Steve Cuozzo

Steve Cuozzo

Food & Drink

RedFarm is a Ming vase full of flavors

‘It’s a party in my mouth,” said the friendly stranger at new RedFarm’s gleaming, ship-length communal table. She meant Pac-Man shrimp dumplings with sesame seed eyes. But “party” says it all about this “proudly inauthentic” Chinese beanery’s long-delayed Upper West Side debut.

Pent-up demand alone can’t account for the crowds that fill the house, and sometimes the sidewalk, night and day. (Walk-ins only, no reservations.) RedFarm is the most thrilling place to touch down north of West 72nd Street since Ruby Foo’s in 1999.

That neo-Asian jumbo ran out of steam prematurely. But if RedFarm owner Ed Schoenfeld and his great chef Joe Ng stay focused, their 82-seater will still be on diners’ must lists in 2035.

Twice as big as the ­always-mobbed Hudson Street original, the new place is not only better, but a lot better. The spirit’s infectious. Although the cuisines couldn’t be more different, RedFarm enjoys the cheery, “you’ve gotta try this” plate-sharing generosity among strangers of downtown’s legendarily convivial Il Buco Alimentari.

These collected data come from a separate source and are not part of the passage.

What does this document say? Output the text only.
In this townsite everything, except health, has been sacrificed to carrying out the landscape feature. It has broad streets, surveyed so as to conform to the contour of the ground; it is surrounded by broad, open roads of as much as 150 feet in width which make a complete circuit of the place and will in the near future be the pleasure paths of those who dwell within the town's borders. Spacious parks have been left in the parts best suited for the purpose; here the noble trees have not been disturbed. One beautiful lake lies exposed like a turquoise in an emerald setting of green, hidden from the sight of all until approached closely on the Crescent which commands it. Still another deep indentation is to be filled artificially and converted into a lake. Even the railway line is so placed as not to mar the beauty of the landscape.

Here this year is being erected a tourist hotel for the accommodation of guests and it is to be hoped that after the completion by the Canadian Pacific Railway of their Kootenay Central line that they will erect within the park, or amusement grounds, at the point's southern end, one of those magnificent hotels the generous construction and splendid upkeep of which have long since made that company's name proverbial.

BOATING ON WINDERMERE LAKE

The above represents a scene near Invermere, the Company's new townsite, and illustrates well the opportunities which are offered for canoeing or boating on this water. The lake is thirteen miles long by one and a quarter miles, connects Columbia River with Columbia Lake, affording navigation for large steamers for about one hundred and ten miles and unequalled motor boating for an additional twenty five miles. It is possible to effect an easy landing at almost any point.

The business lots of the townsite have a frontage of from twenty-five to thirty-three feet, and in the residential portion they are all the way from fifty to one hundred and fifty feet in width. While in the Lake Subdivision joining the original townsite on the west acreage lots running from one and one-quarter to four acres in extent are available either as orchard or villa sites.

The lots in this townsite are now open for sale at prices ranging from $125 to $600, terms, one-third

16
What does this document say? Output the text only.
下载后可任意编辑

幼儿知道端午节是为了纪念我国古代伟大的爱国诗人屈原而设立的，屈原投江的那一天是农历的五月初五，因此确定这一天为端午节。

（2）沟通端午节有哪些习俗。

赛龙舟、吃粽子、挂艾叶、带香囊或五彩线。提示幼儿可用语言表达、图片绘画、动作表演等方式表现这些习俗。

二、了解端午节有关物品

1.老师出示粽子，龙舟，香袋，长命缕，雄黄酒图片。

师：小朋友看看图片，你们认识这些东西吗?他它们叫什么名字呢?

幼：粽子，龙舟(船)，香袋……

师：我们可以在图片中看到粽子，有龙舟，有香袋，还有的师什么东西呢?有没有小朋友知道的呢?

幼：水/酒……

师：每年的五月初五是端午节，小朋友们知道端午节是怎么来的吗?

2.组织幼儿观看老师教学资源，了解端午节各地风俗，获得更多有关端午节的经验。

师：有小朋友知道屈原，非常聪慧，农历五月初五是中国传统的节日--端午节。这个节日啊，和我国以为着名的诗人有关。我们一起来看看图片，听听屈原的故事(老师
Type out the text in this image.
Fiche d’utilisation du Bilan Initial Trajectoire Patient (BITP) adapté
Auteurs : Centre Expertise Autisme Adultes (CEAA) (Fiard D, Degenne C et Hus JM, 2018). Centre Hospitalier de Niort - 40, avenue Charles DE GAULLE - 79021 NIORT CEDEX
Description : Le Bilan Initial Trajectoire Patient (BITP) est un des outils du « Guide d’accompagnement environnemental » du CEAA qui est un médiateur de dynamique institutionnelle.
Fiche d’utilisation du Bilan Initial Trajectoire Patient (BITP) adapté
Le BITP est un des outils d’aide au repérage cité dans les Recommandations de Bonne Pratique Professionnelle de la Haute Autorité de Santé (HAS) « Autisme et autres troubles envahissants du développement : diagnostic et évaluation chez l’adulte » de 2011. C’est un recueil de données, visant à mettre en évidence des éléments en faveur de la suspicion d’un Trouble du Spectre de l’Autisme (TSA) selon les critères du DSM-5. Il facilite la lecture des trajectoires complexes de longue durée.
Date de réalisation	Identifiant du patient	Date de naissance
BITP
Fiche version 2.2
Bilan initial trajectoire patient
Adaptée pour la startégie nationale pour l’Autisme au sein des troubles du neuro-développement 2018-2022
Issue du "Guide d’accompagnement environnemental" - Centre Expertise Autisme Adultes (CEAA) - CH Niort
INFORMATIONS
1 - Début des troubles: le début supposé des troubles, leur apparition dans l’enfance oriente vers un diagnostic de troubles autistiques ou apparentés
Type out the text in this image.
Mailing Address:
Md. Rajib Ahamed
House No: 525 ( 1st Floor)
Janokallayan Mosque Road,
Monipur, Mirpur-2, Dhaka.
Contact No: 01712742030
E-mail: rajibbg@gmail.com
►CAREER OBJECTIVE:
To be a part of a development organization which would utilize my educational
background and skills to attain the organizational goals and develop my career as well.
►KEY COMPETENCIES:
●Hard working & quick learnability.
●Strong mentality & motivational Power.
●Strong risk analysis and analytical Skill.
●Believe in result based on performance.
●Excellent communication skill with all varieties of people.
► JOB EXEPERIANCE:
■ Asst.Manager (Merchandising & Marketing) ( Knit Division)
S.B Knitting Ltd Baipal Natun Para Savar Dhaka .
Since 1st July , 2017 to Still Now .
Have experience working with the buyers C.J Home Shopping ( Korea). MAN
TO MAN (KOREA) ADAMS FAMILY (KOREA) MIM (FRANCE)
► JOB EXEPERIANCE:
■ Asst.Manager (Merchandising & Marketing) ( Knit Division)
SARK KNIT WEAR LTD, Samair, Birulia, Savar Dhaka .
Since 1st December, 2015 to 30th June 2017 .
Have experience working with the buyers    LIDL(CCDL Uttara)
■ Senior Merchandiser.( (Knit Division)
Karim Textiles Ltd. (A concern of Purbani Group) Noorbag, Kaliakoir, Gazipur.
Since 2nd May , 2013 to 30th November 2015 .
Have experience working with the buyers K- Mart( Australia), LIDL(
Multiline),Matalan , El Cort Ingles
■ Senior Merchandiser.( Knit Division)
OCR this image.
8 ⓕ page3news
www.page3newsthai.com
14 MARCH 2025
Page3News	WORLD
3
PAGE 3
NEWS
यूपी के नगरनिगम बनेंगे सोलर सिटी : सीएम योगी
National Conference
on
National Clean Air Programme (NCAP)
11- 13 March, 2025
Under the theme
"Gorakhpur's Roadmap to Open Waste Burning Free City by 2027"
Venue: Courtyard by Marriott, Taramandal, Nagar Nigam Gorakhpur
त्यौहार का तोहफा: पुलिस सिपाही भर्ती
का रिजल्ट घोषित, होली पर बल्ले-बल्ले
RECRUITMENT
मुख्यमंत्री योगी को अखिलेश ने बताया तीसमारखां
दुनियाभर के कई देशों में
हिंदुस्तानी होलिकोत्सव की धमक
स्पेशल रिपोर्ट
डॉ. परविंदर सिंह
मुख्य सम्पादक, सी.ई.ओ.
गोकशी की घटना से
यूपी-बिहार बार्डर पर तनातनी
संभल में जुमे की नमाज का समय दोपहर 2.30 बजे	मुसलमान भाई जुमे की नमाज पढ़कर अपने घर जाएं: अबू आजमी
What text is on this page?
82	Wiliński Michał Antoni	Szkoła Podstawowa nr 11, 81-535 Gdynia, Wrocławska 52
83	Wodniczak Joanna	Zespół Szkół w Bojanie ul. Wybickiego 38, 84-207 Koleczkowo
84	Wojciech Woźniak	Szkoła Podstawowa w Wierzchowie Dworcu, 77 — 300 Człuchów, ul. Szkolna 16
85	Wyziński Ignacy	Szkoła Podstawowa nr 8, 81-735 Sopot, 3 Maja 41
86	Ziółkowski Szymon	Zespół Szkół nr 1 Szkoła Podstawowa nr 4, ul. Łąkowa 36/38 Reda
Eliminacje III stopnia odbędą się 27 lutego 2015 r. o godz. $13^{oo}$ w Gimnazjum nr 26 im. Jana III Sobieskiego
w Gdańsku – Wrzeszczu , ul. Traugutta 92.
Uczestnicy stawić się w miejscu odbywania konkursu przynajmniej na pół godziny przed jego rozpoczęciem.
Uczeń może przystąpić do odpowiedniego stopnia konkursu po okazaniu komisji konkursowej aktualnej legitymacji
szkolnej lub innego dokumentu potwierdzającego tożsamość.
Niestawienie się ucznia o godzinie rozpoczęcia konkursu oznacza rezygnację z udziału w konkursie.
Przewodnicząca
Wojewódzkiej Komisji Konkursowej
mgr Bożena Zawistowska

Pork chops with jalapeño peppers are a lovely way to burn.

Two parallel rooms mirror Hudson Street’s clean palette of white brick, blond wood beams and red-check seats. Shelves above tiny booths are used to store provisions as in a ship’s galley, but the rooms are airier than the snug downtown confines. The biggest difference is the full-size rear bar, where you may order off the menu.

Hong Kong-born Ng is more than a “dim sum master,” as he’s often called. His accessible-to-all dishes will tick off only those Chinese mavens who prefer to feast on obscure, gelatinous innards in Canal Street basements.

I had a few off-center items and one inedible one: gristly duck and crab in a fragmented shell they called a “dumpling.” The rest were a cavalcade of pleasure unfettered by textbook Chinese or even American-Cantonese rules.

In a very few cases, Ng stretches the white takeout box too far. (Yes, they do takeout, but no delivery.) Diced tuna with crispy noodles and blueberries? The tuna’s fine, if bland, but the blueberries are just bizarre. (Schoenfeld blamed them on Ng: “Joe likes fruit too much.”) Superfluous akura (salmon roe) tasted of nothing.

That’s strange because RedFarm prides itself on raw materials better than what typically make their way into “real” Chinese restaurants. Case in point: the best hot and sour soup I’ve ever had, its tingling, vinegary tension given the luxury treatment with sweet shrimp and three kinds of mushrooms.

Soup dumplings unleash a lush bath of fine-ground pork and crab that hits you all at once. Thanks to Ng’s way with dough, the fragile skin doesn’t come apart before the dumpling hits your mouth. Lamb dumpling “shooters” hardly need chasing with a soy-seaweed broth; the potstickers are silken enough.

Starters and dim sum ($12 to $14) familiar from downtown, like pastrami egg roll, are just as strong, but larger plates, most $16 to $27 and enough for two, are the act to catch. Ng blends Asian and Western cooking methods: Some dishes go from wok to flame and vice-versa. Thick filet of soy- and ginger-marinated salmon was grilled to a sublimely supple texture, then sauteed again with adorable, white honmenji mushrooms.

But main-course meat dishes are the Murderer’s Row. I’m still sorting out which was most mind-blowing — duck breast as rich as liver? Pork chops on fire from jalapeño peppers?

Or was it impossibly rich, satin-textured skirt steak — lunch only — seething with soy, papaya, asparagus and peppers? Okay, I’ll say it: The beef was best.

The energy level starts winding down by 11 p.m. Upper West Siders turn out the lights early, and foodies from other nabes are notoriously resistant to eating there.

But the invasion is on, and the subway stops two blocks away. When word gets out below 14th Street, RedFarm will need a velvet rope to go with Ng’s velvet touch.